El impulso tiene un componente reactivo, muy vinculado al estrés, mientras que el deseo de cambio gana consistencia con el tiempo

Xavier Moreno

— Miembro de la Sección de Psicología de las Organizaciones y del Trabajo del Col·legi Oficial de Psicologia de Catalunya

Según los expertos, el impulso aparece en momentos de saturación y puede ser intenso pero pasajero. El deseo real de cambio, en cambio, tiende a mantenerse y a ir acompañado de cierta elaboración: preguntas, exploración y, a menudo, un inicio de proyecto.

Señales para entender qué nos pasa

Una de las pistas más claras es la persistencia. “Cuando una idea vuelve una y otra vez, en distintos momentos y no solo en días malos, suele ser una señal de que hay algo que explorar”, apunta Villafaina.

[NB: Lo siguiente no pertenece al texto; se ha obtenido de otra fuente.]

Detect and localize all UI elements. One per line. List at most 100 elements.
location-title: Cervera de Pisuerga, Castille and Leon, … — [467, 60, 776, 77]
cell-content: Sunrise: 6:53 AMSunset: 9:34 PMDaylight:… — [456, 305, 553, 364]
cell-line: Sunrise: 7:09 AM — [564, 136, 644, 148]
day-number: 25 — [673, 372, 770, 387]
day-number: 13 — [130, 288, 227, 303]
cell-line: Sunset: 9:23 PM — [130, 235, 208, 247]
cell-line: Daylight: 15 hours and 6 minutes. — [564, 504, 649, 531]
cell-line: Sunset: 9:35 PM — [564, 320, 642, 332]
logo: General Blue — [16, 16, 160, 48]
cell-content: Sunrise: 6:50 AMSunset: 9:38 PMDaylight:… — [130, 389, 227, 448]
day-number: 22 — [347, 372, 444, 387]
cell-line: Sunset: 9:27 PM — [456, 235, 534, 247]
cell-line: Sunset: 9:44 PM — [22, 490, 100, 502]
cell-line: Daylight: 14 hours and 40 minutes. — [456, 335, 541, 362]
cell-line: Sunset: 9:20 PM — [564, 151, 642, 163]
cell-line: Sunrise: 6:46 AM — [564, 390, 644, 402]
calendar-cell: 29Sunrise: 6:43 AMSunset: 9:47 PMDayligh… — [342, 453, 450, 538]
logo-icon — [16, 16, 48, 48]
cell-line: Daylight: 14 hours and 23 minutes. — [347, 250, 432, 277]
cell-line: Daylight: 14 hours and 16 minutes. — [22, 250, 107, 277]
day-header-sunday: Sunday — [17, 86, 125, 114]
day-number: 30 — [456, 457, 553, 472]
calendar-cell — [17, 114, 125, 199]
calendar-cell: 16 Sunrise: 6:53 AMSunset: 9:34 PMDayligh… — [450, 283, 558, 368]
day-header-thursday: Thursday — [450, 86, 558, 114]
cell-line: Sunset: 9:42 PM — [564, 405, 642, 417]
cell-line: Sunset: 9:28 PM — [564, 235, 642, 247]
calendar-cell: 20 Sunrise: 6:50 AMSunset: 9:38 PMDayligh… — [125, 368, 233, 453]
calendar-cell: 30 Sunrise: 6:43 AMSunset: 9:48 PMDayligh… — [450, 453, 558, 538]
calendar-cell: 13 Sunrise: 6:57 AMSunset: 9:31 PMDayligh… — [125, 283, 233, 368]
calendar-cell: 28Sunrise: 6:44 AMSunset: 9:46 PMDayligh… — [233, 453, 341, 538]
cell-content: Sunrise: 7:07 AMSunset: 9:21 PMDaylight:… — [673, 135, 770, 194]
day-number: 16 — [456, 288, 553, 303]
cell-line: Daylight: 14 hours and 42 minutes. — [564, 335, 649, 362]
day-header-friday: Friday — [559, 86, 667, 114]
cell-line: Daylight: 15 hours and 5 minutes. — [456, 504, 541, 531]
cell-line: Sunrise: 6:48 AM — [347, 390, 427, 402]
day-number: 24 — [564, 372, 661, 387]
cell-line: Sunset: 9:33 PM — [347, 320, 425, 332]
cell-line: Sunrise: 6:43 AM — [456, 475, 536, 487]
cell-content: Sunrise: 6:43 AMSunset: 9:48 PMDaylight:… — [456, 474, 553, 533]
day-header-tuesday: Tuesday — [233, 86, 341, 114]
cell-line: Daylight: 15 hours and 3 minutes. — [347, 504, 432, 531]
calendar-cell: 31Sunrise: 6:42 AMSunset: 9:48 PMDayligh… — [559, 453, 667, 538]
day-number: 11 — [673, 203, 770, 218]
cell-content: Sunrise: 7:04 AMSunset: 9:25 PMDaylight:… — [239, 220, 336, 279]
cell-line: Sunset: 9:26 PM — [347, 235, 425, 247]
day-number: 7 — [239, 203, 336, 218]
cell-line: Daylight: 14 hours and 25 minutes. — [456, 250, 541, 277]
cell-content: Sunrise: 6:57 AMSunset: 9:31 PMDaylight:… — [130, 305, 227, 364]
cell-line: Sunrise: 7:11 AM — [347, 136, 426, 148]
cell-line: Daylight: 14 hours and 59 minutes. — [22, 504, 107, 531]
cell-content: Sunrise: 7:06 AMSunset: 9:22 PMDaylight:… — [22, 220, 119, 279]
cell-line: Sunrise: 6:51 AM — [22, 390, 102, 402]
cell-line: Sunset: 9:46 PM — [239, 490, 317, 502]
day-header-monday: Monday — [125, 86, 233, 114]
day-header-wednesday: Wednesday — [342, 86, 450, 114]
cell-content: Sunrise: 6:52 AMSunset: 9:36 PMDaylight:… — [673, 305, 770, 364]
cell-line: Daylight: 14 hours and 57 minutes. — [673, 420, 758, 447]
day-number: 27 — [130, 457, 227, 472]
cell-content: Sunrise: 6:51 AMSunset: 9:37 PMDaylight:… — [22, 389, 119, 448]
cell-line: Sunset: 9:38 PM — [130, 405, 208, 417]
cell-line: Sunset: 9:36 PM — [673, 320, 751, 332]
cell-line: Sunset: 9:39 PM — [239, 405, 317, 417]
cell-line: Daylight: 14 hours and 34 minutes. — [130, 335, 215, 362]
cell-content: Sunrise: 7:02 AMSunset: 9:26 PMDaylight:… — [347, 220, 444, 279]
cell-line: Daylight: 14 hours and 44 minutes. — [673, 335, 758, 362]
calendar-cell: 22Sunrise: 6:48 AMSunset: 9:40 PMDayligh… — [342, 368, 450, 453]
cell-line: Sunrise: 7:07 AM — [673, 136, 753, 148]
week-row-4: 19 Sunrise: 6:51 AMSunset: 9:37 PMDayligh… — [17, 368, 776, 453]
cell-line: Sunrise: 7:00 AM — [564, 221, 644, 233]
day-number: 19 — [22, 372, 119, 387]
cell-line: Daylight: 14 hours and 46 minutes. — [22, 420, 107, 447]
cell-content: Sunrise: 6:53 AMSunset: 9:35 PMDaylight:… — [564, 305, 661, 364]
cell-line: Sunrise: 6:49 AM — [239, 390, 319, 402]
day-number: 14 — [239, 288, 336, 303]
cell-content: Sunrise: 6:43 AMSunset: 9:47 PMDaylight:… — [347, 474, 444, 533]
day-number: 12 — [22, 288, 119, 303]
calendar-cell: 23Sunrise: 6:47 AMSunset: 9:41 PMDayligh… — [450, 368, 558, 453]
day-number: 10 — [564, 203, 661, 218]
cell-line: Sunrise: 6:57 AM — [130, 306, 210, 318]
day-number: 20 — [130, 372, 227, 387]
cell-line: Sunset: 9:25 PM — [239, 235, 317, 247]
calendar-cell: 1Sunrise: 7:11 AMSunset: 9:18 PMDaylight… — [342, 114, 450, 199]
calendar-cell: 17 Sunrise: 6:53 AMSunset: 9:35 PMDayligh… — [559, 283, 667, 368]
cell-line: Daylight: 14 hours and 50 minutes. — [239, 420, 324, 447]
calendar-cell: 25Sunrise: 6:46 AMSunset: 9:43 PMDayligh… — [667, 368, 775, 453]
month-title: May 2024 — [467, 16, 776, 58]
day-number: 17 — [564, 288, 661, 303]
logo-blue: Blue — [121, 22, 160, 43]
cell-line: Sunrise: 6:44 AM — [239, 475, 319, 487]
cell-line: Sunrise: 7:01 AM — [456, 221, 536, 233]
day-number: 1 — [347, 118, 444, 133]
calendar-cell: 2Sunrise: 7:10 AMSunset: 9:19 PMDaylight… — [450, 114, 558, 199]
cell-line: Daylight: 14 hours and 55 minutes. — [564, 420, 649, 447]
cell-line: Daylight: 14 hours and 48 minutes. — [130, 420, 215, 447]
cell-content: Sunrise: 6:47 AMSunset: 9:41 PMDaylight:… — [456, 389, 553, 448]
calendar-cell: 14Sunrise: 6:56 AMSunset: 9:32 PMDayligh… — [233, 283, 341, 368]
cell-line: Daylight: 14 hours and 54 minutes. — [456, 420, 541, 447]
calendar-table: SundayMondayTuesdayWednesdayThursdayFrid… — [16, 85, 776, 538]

Cuando una idea vuelve una y otra vez, en distintos momentos y no solo en días malos, suele ser una señal de que hay algo que explorar

Susana Villafaina

— Coordinadora del departamento de Proyectos de Desarrollo Profesional del COPC

También es relevante el tipo de discurso interno. “Si todo gira en torno a lo que no quiero, es difícil construir un cambio. Cuando empieza a aparecer hacia dónde me gustaría ir, aunque sea de forma incipiente, ya hay otro tipo de proceso”, explica Montero. Este proceso no siempre es inmediato ni lineal. “A veces primero hay que entender el malestar antes de poder pensar en alternativas”, Apunta Villafaina.

El tiempo como filtro

En este sentido, el tiempo se convierte en un elemento clave. Permite observar si el deseo se consolida o si se diluye una vez pasa el pico de agotamiento o tensión. “Darse margen no es perder el tiempo, es ganar claridad”, señalan los expertos. “Las decisiones importantes necesitan cierto proceso de decantación”. El tiempo, apuntan los dos psicólogos, puede ser un aliado a la hora de tomar decisiones: no tanto para aplazarlas, sino para entender mejor de dónde nacen.